Личные увлечения: историческая литература раннего периода России, СССР, ВОВ. Рыбалка, вело и водный туризм.
Может быть всё наладится…
Мой вечер – из листьев вороха,
из шелеста, скрипа, шороха.
Из праха того, что дорого,
того, что легко отнять.
Мой мир не спасти молитвами,
мощами к кресту прибитыми.
Упавшим на поле битвы – им,
мне нечего больше дать.
Цветы на могилку – надо ли?
Мы жили как листья – падали.
В окрестностях рая, ада ли,
свинцом разбавляли спесь.
Весну продавали в розницу –
она и сегодня по сердцу.
За то, несомненно, спросится.
Потом. Не сейчас, не здесь.
Весна – это время нежное,
с проснувшимися надеждами.
С проталиной под одеждою,
в том месте, где отлегло.
Надежды бывают разные,
но чаще всего – напрасные.
Мы их, как победы, празднуем,
себе и другим назло.
Дни вверх по небесной лестнице.
Луна скоро станет месяцем.
Мир в точку на карте вместится,
а точка – уже итог.
В конце объективной данности,
нет места для благодарности.
Забвенье – удел бездарности,
последний, как есть, урок.
Награды за всё получены.
Все волны бегут к излучине.
Кто против теченья – мученик,
а значит, его простят.
Всё вдоль-поперёк исхожено.
Те, кто не дошёл – стреножены.
Душа? Так она заложена…
Но, впрочем, никто не свят.
Весна в поднебесном платьице,
неспешно под горку катится.
А может быть, всё наладится?
Пророчества часто лгут.
Есть повод ещё надеяться,
что жизнь, словно сердце девицы –
изменится, переменится,
и ангелы нас найдут.
Как всегда, неясно – в чём подвох?..
Здесь даль сравнима с плоскостью стекла.
Вид из окна не для духовной пищи:
до блеска гол, до пустоты зачищен.
Лишь неба ржавый барк, цепляясь днищем,
скоблит степные кости добела.
Теперь уже и шорох – звук пустой
(когда неслышен ни Бальмонт, ни Бродский).
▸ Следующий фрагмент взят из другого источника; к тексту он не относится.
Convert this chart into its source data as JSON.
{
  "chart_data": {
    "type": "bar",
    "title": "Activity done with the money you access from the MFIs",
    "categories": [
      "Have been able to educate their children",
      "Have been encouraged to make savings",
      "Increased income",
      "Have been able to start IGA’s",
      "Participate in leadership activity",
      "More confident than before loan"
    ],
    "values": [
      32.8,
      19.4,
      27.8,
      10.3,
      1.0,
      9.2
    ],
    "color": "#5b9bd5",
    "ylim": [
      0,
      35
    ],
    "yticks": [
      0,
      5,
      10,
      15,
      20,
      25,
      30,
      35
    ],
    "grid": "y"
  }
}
Из ниоткуда степь, с любовью плотской,
придавят плотно участью сиротской,
к земле всё той же и уже не той.
Потом омоют так, как моют пол,
втирая «Proper» в мраморную плитку.
Разъяв на «до» и «после» – так, навскидку,
в порыве чувств, от тех же чувств избытка,
загонят в рёбра пограничный кол.
Играя в жизнь, которая «Потом».
Играя в тьму, где надо притерпеться.
Где надо верить, что у тьмы есть сердце,
есть имя и талмуд для иноверцев,
что это «После» где-то за углом.
Там, где зарёй бинтуют облака,
в привычных для больницы алых красках.
Там шрамов нет, полученных напрасно,
и на билеты в эту: «Жизнь прекрасна!» –
цена на первый взгляд невысока.
Почти за так, почти за просто так:
нужна лишь роспись – кровью на бумаге.
Принять на веру – это жест отваги.
Но в заповедном том архипелаге,
всему, что в кровь, не запасти бумаг…
Горбы равняют слаженностью спин.
Саркому исцеляют изотопом.
Всё вместе правят скальпелем потопа,
а душу лечат – в даль степные тропы
и птичьей стаи в небо вбитый клин.
В конце одной из четырёх эпох,
процесс распада, возведённый в степень,
рукой художника рисует степи.
Ещё не Босх, но и уже не Репин.
И как всегда, неясно – в чём подвох?
Минорный отголосок тишины…
Из тишины, из складок дня и ночи кружев,
портной-бродяга сшил вечернюю строку.
Решив, что как ни поверни – скрипач не нужен,
когда уместно незатейливое "Ку".
Уместно всё, что отцвело, отголосило,
о чём не надо вспоминать и сожалеть.
Чему, уже не опасаясь слова "Было",
на грани неба, тверди и покоя тлеть.
Качните створками окна, земные феи,
впустив минорный отголосок тишины
с настойкой звёзд на феромонах Водолея,
с изящно вырезанным ломтиком луны.
Пусть кто-то менее земной читает мантры,
покинув землю в вечных поисках огня.
Но нет созвездия со знаком саламандры,
чтоб вновь воскреснуть для тебя и для меня,
в том, что когда-то было так, а не иначе.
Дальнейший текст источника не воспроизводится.